FTC’s Noncompete Decision Signals Major Shifts in It Job Market Ahead
By: Sascha Brodsky
The Federal Trade Commission’s decision to void noncompete clauses in employment agreements is expected to have significant implications for the IT job market, potentially leading to a more competitive landscape and improved wage prospects for tech workers. However, there’s a contentious divide over the ruling, with the US Chamber of Commerce planning to challenge it in court, arguing it’s unnecessary and unlawful. Jonathan Landesman, chair of our Labor & Employment Group, spoke with CIO, predicting that while the ban may open up job opportunities, it could also pose challenges for businesses in protecting intellectual property, emphasizing the need for alternative strategies. He stated, “Without using noncompete agreements, businesses in the software industry will need to increase their focus on alternative ways to protect themselves and their assets.”
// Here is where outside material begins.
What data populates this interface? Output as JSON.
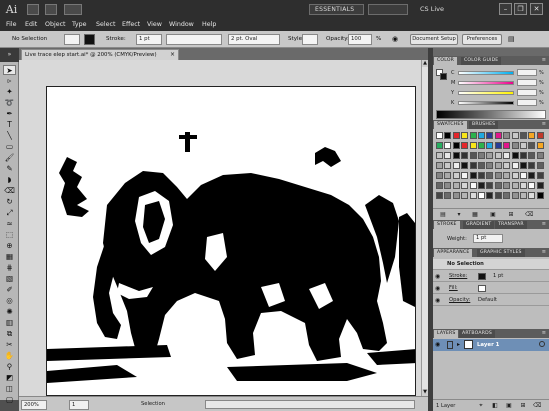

By voiding noncompete clauses, the Federal Trade Commission may open employment options for IT pros and push employers to reevaluate strategies for protecting intellectual property.
The Federal Trade Commission has voted to prohibit for-profit US employers from enforcing noncompete clauses in employment agreements.
The FTC decision is expected to have significant ramifications for the IT talent market. Experts believe that removing restrictive clauses could lead to a more competitive job market, enabling tech professionals to negotiate better conditions and to access a wider pool of better jobs.
“What the FTC’s official ban means for CIOs is a greater awareness that noncompetes do not create a barrier to employment with any company, or any sense of comfort that other employees leaving the company will not work for a competitor or start up their own business using skills they have acquired during their employment,” said Linda Ashar, an employment lawyer and an associate professor at the American Public University System.